Mala función

 Opinión

 Se abre el telón…

31/03/2014. Francisco Mesa

PACO MESAI Acto
Escena en el merendero de los jardines denominados Parque del Oeste. El ambiente en el merendero era más bullicioso de lo habitual, gracias a una tarde cálida, casi veraniega, y al grupo de estudiantes que narraban sus experiencias en la huelga de la semana. La concurrencia de barbilampiños quinceañeros predominada sobre la de bisoños bachilleres. El tono de voz, claro está, subía en intensidad tanto como la sinceridad de lo que se comentaba.

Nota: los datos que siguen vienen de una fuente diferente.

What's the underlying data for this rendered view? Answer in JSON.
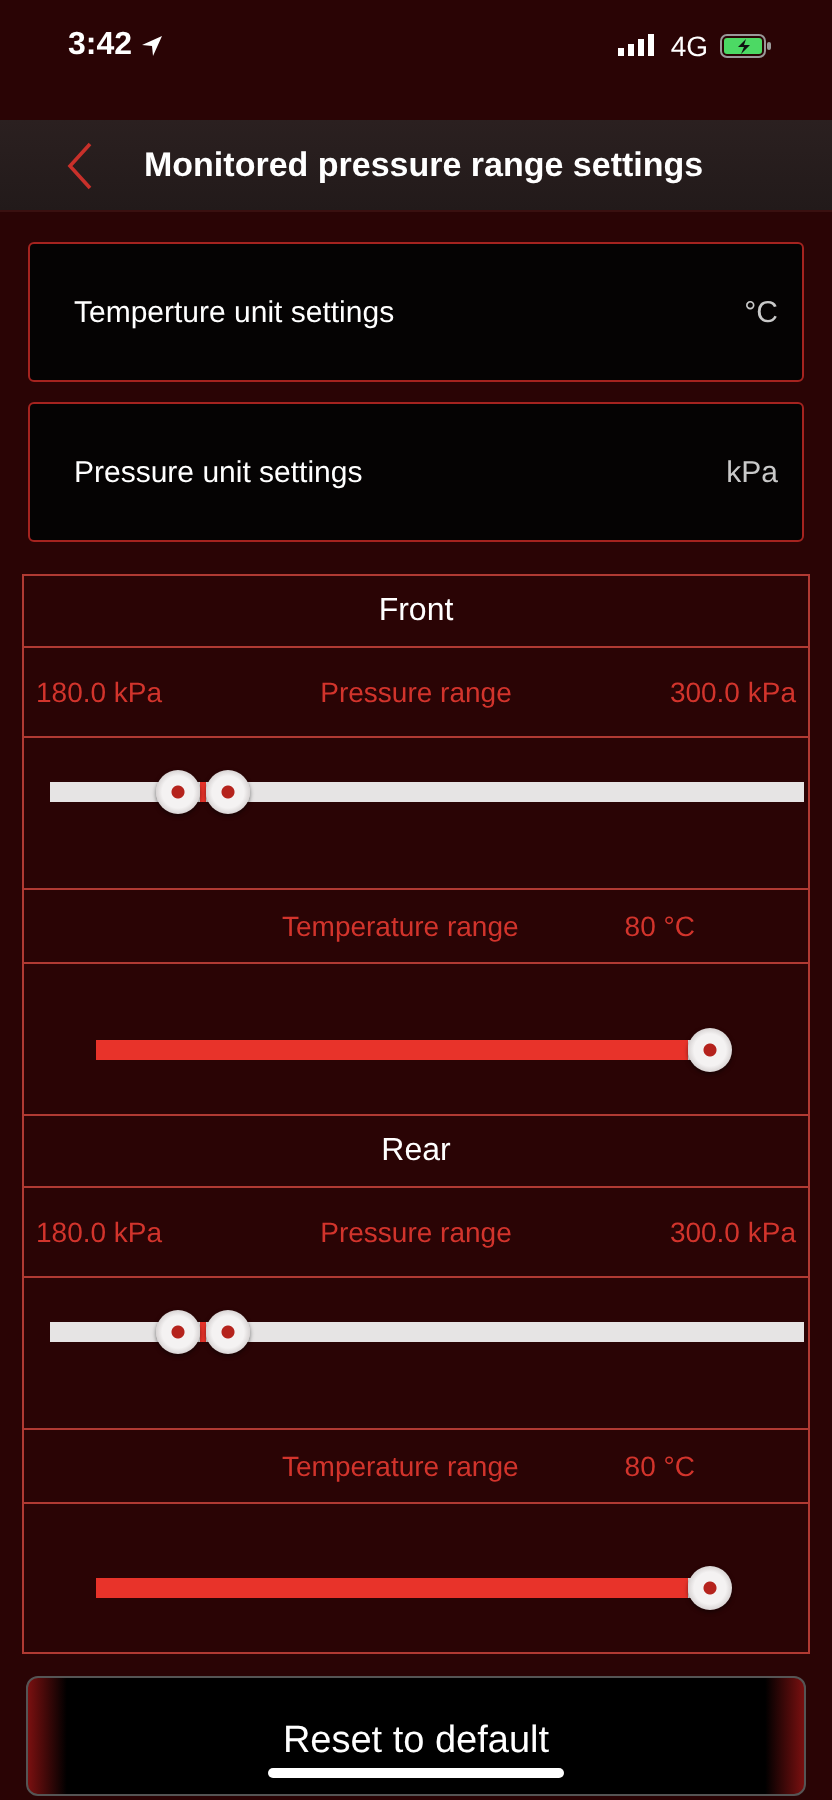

– Yo quiero ser político; esto me ha gustado– . El espigado y apuesto chico pronunció la frase con convicción y sinceridad.
“Mal empieza en esa profesión –pensé– siendo sincero”. No, no intente como yo deducir cuál es la relación entre participar en una huelga estudiantil y la apetencia profesional tan extraña en un jovencísimo colegial. Continuó la conversación con sus compañeros relatando qué bien se había sentido enarbolando banderas, emitiendo consignas, arropando a otros en sus manifestaciones,
De sus compañeros, ninguna objeción, solo una voz en el grupo que le asesoró:
– Tendrás que estudiar Ciencias Políticas.
– No, no quiero estudiar; solo quiero ser político.

II Acto
Escena en el mismo merendero, misma tarde, idéntico bullicio en el interior de los jardines, atardecer incipiente y temperatura agradable. En el exterior, en la concurrida avenida anexa al parque rompía la armonía vespertina un tránsito del demonio con dirección a Bahía Sur embocado desde la rotonda de entrada a la ciudad en la que incautos visitantes, acostumbrados al tráfico rápido y fluido que proporciona la amplia rotonda y la pericia de todos, sobrepasaban el estricto límite de velocidad impuesto por el ayuntamiento de la ciudad. Consecuencia: un buen atasco provocado por policías multadores, hasta cuatro coches de la policía local implicados en la campaña, y parejas de coches paralizados más conductores encolerizados con su correspondiente multa en la mano, que probablemente se juraban que nunca más vendrían a San Fernando.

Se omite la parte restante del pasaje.